While i was doing this program,i was practically experiencing the most famous English Idiom ‘Don’t judge a book by its cover’. After reading the question for the first time i felt whooe now i just need to reverse the file contents but by looking at the program constraints my mind started to look for answers and different approaches.
The Constraints are as follows:-
- Test with very large inputs files, e.g. 5GB.
- The program should be robust in that it should be independent of the file size. The memory requirements should be more or less same for input files of varying sizes 1 KB, 5 KB, or 5 GB
- Also give memory and speed reading for 1 GB, 5 GB.
I was able to learn different things like internal working, functions, Unix Commands, Naming Conventions and debugging methods which i will be showcasing in the coming lines.
The first thing while doing the program was to create a text file which is of the size 5gb.
For doing that this is something that i did and was able to generate the file.
#include <stdio.h>
int main()
{
FILE *fp=NULL;
long int size=0;
int i,n;
fp=fopen("1gb.txt","w");
/*for(i=0;i<=9999999;i++)
fputs("1 My name is ktgn 2 This is 2 This is a 1 gb file",fp);
fclose(fp);
return 0;
}
There are other approaches also of which one is using UNIX command ‘cat’ which helps in merging the files.
So if you have a 1gb file and you need to generate a 5 gb file just type this
cat 1gb.txt 1gb.txt 1gb.txt 1gb.txt 1gb.txt > 5gb.txt
The next thing is finding the size of input file
Use ‘stat’ function as used below
#include <stdio.h>
#include <sys/stat.h>
int main()
{
int n;
struct stat st;
stat("1gb.txt", &st);
n=st.st_size;
printf("%d",n);
return 0;
}
One way of doing that is using UNIX command which is shown in the below block
ls -l filename
My first way of doing the code was using fseek()
What fseek() does is that it helps us to move the file pointer position to a given location.
Syntax:int fseek(FILE *pointer, long int offset, int position)
where position provides us 3 options those are
SEEK_END : It denotes end of the file.
SEEK_SET : It denotes starting of the file.

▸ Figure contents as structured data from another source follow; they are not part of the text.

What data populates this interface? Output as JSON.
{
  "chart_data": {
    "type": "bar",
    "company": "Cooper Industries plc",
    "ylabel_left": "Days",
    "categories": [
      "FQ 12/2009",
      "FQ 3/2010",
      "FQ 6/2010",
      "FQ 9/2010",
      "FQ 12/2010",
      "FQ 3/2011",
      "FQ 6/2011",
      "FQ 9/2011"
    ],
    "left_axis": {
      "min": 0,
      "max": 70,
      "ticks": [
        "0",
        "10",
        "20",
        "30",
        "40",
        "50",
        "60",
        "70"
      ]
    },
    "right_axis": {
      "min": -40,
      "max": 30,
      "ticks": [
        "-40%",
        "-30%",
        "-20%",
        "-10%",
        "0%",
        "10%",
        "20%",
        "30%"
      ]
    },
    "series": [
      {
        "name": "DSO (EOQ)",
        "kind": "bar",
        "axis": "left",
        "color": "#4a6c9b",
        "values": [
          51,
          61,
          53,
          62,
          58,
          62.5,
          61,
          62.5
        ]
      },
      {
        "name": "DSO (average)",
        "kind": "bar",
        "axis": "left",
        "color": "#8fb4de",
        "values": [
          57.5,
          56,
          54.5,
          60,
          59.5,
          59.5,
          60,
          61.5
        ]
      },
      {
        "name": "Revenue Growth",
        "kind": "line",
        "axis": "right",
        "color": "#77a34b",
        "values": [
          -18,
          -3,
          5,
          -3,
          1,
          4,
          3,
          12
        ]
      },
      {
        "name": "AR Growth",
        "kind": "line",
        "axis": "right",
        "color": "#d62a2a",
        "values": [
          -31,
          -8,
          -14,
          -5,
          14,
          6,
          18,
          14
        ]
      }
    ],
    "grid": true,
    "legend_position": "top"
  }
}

SEEK_CUR : It denotes file pointer’s current position.
For creating temporary file when doing my final approach i used sprintf() so that i can get different file name sequentially.

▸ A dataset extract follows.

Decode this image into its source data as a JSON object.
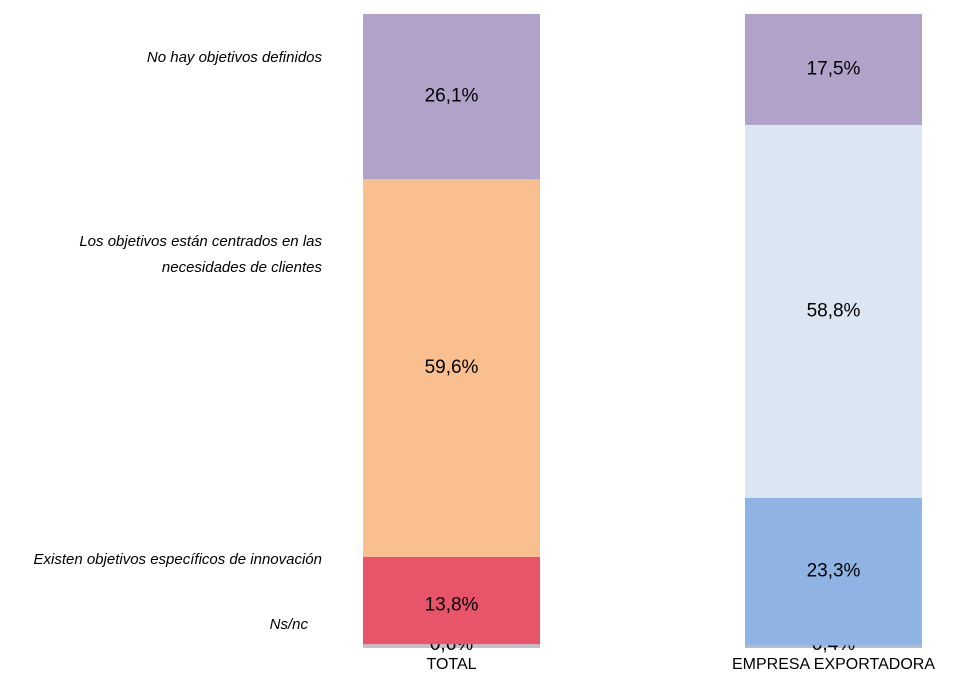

When i had finished coding i realized that making the code in a readable format is also necessary so that when in future some guy looks into your code he should be able to understand it quickly instead of having doubts.
-
So to make that happen i changed the names of the variables from my code like for example int n was changed to int file_size because the variables actual function is to store the file size.
-
Next is to avoid all unwanted tabs, spaces.